C’est là une vision caricaturale du politique qui ne correspond que très peu à la réalité.

Dans cette même perspective, aboutir à la conclusion d’une résistance relative de l’Etat permet de rejeter aussi la vision ethnique de l’Etat. C’est un autre type de populisme c’est-à-dire un pouvoir politique qui ne serait plus au service de l’Etat mais d’une culture particulière, de Français « autochtones » ou « de souche » au lieu de ceux qui ne le sont pas.

L’élection d’Emmanuel Macron consacre-t-elle d’une certaine manière une « HECisation » de la vie politique ?

On peut voir l’élection d’Emmanuel Macron sous un double aspect.
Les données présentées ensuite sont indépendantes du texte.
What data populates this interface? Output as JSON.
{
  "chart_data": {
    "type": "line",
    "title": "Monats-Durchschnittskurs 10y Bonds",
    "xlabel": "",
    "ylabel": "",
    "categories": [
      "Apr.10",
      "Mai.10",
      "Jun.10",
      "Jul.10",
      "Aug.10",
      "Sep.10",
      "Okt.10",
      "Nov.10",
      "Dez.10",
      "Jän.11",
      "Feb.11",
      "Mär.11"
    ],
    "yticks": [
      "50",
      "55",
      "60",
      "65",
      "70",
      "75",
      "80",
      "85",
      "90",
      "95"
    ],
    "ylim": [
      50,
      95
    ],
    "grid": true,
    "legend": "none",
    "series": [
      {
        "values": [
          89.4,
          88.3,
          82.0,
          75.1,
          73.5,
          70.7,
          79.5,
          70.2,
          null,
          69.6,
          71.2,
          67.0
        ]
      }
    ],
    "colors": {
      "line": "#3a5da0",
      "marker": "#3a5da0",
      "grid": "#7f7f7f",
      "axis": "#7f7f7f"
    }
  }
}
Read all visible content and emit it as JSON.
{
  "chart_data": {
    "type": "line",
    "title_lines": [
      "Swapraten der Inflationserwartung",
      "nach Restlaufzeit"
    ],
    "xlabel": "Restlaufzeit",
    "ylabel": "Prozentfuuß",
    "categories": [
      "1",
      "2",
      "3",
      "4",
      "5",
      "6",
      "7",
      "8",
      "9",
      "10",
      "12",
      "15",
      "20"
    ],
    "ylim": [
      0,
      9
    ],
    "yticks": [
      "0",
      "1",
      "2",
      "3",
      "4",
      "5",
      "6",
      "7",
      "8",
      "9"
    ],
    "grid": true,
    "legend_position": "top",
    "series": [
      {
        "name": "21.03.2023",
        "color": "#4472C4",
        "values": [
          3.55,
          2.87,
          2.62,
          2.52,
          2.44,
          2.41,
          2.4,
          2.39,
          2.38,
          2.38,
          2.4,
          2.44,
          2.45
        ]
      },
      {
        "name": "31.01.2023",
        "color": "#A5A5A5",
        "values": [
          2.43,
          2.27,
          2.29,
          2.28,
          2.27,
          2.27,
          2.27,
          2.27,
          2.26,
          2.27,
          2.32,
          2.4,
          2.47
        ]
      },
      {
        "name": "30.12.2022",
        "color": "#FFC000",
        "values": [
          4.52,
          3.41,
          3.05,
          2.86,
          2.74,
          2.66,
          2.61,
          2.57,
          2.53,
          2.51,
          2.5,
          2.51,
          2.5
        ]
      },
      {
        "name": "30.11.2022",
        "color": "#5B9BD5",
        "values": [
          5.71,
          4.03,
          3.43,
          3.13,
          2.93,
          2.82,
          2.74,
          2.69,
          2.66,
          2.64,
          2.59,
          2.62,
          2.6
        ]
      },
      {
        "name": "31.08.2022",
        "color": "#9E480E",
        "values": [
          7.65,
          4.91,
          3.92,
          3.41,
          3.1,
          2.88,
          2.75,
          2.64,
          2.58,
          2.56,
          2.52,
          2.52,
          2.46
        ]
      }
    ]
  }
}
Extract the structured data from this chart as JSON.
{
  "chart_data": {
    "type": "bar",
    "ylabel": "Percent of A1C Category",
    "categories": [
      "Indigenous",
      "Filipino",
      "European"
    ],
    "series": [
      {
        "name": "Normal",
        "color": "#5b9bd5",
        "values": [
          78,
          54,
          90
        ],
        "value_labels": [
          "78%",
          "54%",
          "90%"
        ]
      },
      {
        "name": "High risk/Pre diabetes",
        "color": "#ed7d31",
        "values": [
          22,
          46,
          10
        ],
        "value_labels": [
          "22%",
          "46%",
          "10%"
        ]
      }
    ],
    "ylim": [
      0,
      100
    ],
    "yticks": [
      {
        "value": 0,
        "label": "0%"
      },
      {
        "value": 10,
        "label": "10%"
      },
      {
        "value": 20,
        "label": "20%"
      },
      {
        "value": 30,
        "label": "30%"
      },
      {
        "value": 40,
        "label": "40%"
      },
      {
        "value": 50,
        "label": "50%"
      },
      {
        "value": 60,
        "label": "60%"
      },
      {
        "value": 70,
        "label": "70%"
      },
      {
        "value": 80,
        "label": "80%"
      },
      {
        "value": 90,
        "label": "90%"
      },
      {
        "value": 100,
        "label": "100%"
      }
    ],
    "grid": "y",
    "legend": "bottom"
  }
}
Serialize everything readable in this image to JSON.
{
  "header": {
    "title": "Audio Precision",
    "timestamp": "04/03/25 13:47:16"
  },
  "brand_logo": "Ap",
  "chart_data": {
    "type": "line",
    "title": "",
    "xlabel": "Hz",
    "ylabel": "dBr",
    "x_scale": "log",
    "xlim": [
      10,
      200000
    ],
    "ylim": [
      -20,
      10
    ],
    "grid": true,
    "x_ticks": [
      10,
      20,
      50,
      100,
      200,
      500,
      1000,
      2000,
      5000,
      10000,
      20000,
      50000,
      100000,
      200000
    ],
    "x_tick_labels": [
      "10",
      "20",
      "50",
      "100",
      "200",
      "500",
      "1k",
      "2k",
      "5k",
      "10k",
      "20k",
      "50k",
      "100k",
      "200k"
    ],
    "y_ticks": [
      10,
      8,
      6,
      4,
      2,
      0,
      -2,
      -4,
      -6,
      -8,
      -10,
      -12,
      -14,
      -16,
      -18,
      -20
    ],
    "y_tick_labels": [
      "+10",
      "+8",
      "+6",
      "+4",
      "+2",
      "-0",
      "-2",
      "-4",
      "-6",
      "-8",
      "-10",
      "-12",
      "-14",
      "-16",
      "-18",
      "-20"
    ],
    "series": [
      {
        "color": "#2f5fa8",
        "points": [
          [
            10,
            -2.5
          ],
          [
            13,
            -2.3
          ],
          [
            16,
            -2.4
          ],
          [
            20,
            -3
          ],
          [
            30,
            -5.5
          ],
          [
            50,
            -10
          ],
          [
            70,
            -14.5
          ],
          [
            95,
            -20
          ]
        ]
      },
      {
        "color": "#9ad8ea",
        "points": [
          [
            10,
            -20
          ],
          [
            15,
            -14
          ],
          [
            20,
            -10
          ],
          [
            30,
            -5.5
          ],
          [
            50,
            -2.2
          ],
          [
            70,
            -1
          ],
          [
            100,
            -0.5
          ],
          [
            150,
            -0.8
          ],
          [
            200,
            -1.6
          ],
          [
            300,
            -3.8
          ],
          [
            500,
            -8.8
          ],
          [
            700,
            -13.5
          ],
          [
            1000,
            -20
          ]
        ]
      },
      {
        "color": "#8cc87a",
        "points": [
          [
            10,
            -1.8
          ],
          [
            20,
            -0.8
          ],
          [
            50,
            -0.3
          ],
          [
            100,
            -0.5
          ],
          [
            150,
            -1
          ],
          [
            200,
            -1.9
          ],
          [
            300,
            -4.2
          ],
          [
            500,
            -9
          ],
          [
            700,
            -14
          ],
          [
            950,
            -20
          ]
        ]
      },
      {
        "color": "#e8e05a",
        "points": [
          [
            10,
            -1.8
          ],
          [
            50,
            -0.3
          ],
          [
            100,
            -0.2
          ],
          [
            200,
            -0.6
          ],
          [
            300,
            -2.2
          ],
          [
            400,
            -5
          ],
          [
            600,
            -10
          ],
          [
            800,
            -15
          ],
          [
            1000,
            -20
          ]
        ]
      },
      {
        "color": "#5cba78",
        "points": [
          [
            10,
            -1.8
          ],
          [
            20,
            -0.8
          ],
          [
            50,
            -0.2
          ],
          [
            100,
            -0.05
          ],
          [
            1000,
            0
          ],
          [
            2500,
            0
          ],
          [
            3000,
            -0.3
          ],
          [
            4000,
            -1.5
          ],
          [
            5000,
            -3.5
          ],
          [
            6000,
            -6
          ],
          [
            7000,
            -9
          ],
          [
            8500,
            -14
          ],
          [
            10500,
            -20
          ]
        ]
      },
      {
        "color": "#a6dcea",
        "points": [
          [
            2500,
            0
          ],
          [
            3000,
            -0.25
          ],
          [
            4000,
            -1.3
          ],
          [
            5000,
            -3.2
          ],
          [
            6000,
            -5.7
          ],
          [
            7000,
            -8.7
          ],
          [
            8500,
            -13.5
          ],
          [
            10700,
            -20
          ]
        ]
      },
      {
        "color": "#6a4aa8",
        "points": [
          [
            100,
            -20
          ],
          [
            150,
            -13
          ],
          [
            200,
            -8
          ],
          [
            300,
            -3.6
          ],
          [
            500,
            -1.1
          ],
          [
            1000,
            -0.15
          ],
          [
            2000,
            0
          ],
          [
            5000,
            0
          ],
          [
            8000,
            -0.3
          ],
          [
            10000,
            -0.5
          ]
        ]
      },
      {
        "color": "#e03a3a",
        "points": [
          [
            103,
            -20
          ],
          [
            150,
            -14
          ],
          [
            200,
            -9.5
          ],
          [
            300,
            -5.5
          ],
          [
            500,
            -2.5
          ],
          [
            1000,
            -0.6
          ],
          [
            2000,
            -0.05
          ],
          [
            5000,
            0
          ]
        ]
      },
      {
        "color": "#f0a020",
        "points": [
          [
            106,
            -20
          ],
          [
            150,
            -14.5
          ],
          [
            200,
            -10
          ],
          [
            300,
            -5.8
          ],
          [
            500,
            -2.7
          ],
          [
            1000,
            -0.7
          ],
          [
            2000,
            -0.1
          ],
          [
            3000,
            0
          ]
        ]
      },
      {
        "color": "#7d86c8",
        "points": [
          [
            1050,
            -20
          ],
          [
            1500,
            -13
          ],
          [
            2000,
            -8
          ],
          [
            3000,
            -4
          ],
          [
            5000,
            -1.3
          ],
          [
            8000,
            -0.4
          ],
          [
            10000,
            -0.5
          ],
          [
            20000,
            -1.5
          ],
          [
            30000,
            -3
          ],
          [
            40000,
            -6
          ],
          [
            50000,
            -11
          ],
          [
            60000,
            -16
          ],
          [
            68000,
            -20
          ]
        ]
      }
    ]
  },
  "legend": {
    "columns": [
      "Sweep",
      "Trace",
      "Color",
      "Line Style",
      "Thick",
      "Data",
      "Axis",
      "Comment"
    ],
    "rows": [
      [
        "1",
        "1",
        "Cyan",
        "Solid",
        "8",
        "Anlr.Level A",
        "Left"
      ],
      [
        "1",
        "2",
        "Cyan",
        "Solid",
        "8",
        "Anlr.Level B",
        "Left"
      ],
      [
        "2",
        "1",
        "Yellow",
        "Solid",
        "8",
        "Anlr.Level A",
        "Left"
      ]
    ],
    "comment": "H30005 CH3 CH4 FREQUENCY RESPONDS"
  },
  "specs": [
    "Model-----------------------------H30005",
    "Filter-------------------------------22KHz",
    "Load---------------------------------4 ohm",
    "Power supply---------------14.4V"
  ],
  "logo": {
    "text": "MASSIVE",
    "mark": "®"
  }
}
Comme il est passé par le privé, on peut y voir un envahissement de ce dernier qui prendrait en main l’Etat ; mais on peut aussi rejeter cette vision à partir d’une sociologie des rôles qui me paraît indispensable.

Lorsque Pompidou, qui était fonctionnaire de l’enseignement secondaire, est devenu chef d’Etat après être passé par Rothschild, comment a-t-il exercé sa présidence ? Etait-ce en serviteur de Rothschild, ou en serviteur des lettres ? Lorsqu'Henri Emmanuelli a fait une large partie de sa carrière dans la même banque avant d’accéder à la présidence du PS, voit-on en lui la poupée de la banque servant le PS Français ?

Il est intéressant de séparer les rôles, ne serait-ce qu’intellectuellement, et de ne pas imaginer qu’un rôle l’emporterait automatiquement sur tous les autres. On peut constater qu’une part croissante des hauts fonctionnaires, des énarques par exemple, sont également passés par des écoles de commerce. Dans ce livre, je montre qu’une partie non négligeable des membres du cabinet de Monsieur Macron sont passés soit par HEC, soit par des grandes écoles de commerce françaises ou américaines.

Maintenant est-ce que cela affaiblit l’Etat ? La question est essentielle, mais on ne peut pas y répondre de manière absolue. Les travaux de mes collèges sociologues ou économistes vont tous plutôt dans le sens où ces hauts fonctionnaires restent attachés à l’Etat avant autre chose.

L’Etat prend soin de lui-même. Il apporte des technologies de gestion issue du privé afin d’améliorer le fonctionnement du public. Il est impensable que l’Etat d’aujourd’hui fonctionne comme celui du 17e siècle ou comme sous la troisième République. Il y a forcément une modification de la gestion de cet Etat. La question est : « peut-on réformer l’Etat en apportant des technologies de gestion sans porter atteinte à sa logique » ?  Il faut là, je pense, beaucoup d’autres enquêtes empiriques pour apporter une réponse définitive mais il est nécessaire de limiter les emballements idéologiques.

L’importation du mode de gestion du privé dans la sphère politique pose la question du réenchantement de la politique. Dans un monde de plus en plus en perte de repères, sur fond de déconnexion croissante entre les politiques et les citoyens, la technocratisation des élites n’empêche-t-elle pas ce réenchantement ?

La déconnexion n’est pas neuve. On aurait pu imaginer la même réflexion face à toutes les élites gaullistes ou socialistes de 1981. Mitterrand, lorsqu’il est élu, dit que « pour changer la société il faut changer l’Etat ». Il le dit au nom d’une idéologie, le socialisme qui vient de reconquérir le pouvoir. En réalité, les travaux de sociologie l’ont montré, l’Etat n'a absolument pas changé. La structure étatique est demeurée la même et pourtant des mesures socialistes ont été prises. Il y a une mise en œuvre d’une vision politique mais elle est faite par l’Etat lui-même.

Aujourd’hui, il y a une réelle déconnexion et un réel rejet des politiques. De nos jours, on voit à quel point les parlementaires élus aux dernières élections législatives ne sont pas issus de la politique. La plupart d’entre eux n’ont pas de valeur politique bien définie. Cela présente un réel danger, qui, de manière presque paradoxale, pourrait relancer le populisme.

Les partis politiques dans le contexte que nous connaissons représentent la vraie variable.  C’est moins l’Etat qui est coupable de cette déconnexion que la chute des partis et leur incapacité à mobiliser les citoyens.